Re: fuse uring / wake_up on the same core

From: Bernd Schubert
Date: Fri Apr 28 2023 - 17:55:02 EST


On 4/28/23 03:44, Hillf Danton wrote:
> On 27 Apr 2023 13:35:31 +0000 Bernd Schubert <bschubert@xxxxxxx>
>> Btw, a very hackish way to 'solve' the issue is this
>>
>> diff --git a/fs/fuse/dev.c b/fs/fuse/dev.c
>> index cd7aa679c3ee..dd32effb5010 100644
>> --- a/fs/fuse/dev.c
>> +++ b/fs/fuse/dev.c
>> @@ -373,6 +373,26 @@ static void request_wait_answer(struct fuse_req *req)
>> int err;
>> int prev_cpu = task_cpu(current);
>>
>> + /* When running over uring and core affined userspace threads, we
>> + * do not want to let migrate away the request submitting process.
>> + * Issue is that even after waking up on the right core, processes
>> + * that have submitted requests might get migrated away, because
>> + * the ring thread is still doing a bit of work or is in the process
>> + * to go to sleep. Assumption here is that processes are started on
>> + * the right core (i.e. idle cores) and can then stay on that core
>> + * when they come and do file system requests.
>> + * Another alternative way is to set SCHED_IDLE for ring threads,
>> + * but that would have an issue if there are other processes keeping
>> + * the cpu busy.
>> + * SCHED_IDLE or this hack here result in about factor 3.5 for
>> + * max meta request performance.
>> + *
>> + * Ideal would to tell the scheduler that ring threads are not disturbing
>> + * that migration away from it should very very rarely happen.
>> + */
>> + if (fc->ring.ready)
>> + migrate_disable();
>> +
>> if (!fc->no_interrupt) {
>> /* Any signal may interrupt this */
>> err = wait_event_interruptible(req->waitq,
>>
> If I understand it correctly, the seesaw workload hint to scheduler looks
> like the diff below, leaving scheduler free to pull the two players apart
> across CPU and to migrate anyone.

Thank a lot Hillf! I had a day off / family day today, kernel is now
eventually compiling.

>
> --- a/fs/fuse/dev.c
> +++ b/fs/fuse/dev.c
> @@ -421,6 +421,7 @@ static void __fuse_request_send(struct f
> /* acquire extra reference, since request is still needed
> after fuse_request_end() */
> __fuse_get_request(req);
> + current->seesaw = 1;
> queue_request_and_unlock(fiq, req);
>
> request_wait_answer(req);
> @@ -1229,6 +1230,7 @@ static ssize_t fuse_dev_do_read(struct f
> fc->max_write))
> return -EINVAL;
>
> + current->seesaw = 1;

fuse_dev_do_read is plain /dev/fuse (with read/write) and we don't know
on which core these IO threads are running and which of them to wake up
when an application comes with a request.

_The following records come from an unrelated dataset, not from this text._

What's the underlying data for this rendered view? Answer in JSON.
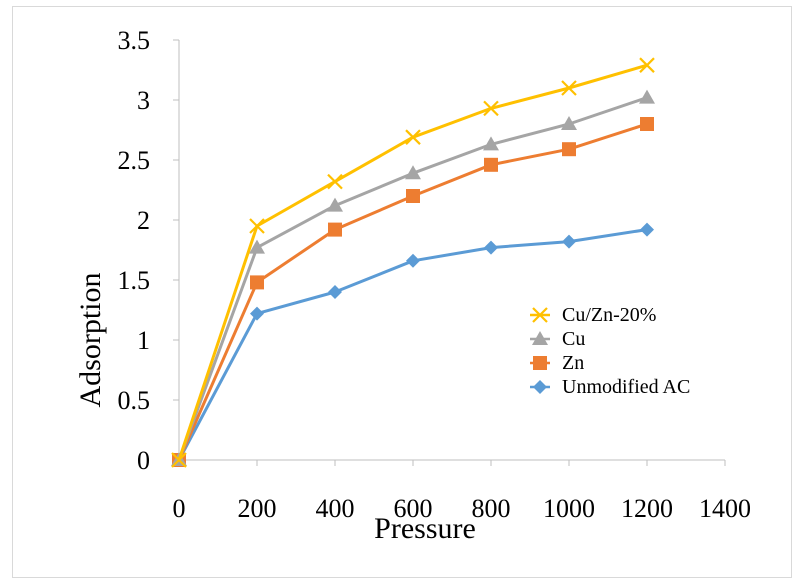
{
  "chart_data": {
    "type": "line",
    "title": "",
    "xlabel": "Pressure",
    "ylabel": "Adsorption",
    "xlim": [
      0,
      1400
    ],
    "ylim": [
      0,
      3.5
    ],
    "x_ticks": [
      "0",
      "200",
      "400",
      "600",
      "800",
      "1000",
      "1200",
      "1400"
    ],
    "y_ticks": [
      "0",
      "0.5",
      "1",
      "1.5",
      "2",
      "2.5",
      "3",
      "3.5"
    ],
    "x": [
      0,
      200,
      400,
      600,
      800,
      1000,
      1200
    ],
    "grid": false,
    "legend_position": "right",
    "series": [
      {
        "name": "Cu/Zn-20%",
        "color": "#FFC000",
        "marker": "x",
        "values": [
          0,
          1.95,
          2.32,
          2.69,
          2.93,
          3.1,
          3.29
        ]
      },
      {
        "name": "Cu",
        "color": "#A5A5A5",
        "marker": "triangle",
        "values": [
          0,
          1.77,
          2.12,
          2.39,
          2.63,
          2.8,
          3.02
        ]
      },
      {
        "name": "Zn",
        "color": "#ED7D31",
        "marker": "square",
        "values": [
          0,
          1.48,
          1.92,
          2.2,
          2.46,
          2.59,
          2.8
        ]
      },
      {
        "name": "Unmodified AC",
        "color": "#5B9BD5",
        "marker": "diamond",
        "values": [
          0,
          1.22,
          1.4,
          1.66,
          1.77,
          1.82,
          1.92
        ]
      }
    ]
  }
}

There is a patch to use __wake_up_sync to wake the IO thread and reports
that it helps in performance, but I don't see it and I think Miklos
neither. For direct-io read I had also already tested disabling
migration - it didn't show any effect - we better don't set
current->seesaw = 1 in fuse_dev_do_read for now.

With my fuse-uring patches things are more clear
(https://lwn.net/Articles/926773/), there is one IO thread per core and
libfuse side is binding these threads to a single core only.

nproc /dev/fuse /dev/fuse fuse uring fuse uring
migrate on migrate off migrate on migrate off
1 2023 1652 1151 3998
2 3375 2805 2221 7950
4 3823 4193 4540 15022
8 7796 8161 7846 22591
16 8520 8518 12235 27864
24 8361 8084 9415 27864
32 8361 8084 9124 12971

(in MiB/s)

So core affinity really matters and with core affinity it is always
faster with fuse-uring over the existing code.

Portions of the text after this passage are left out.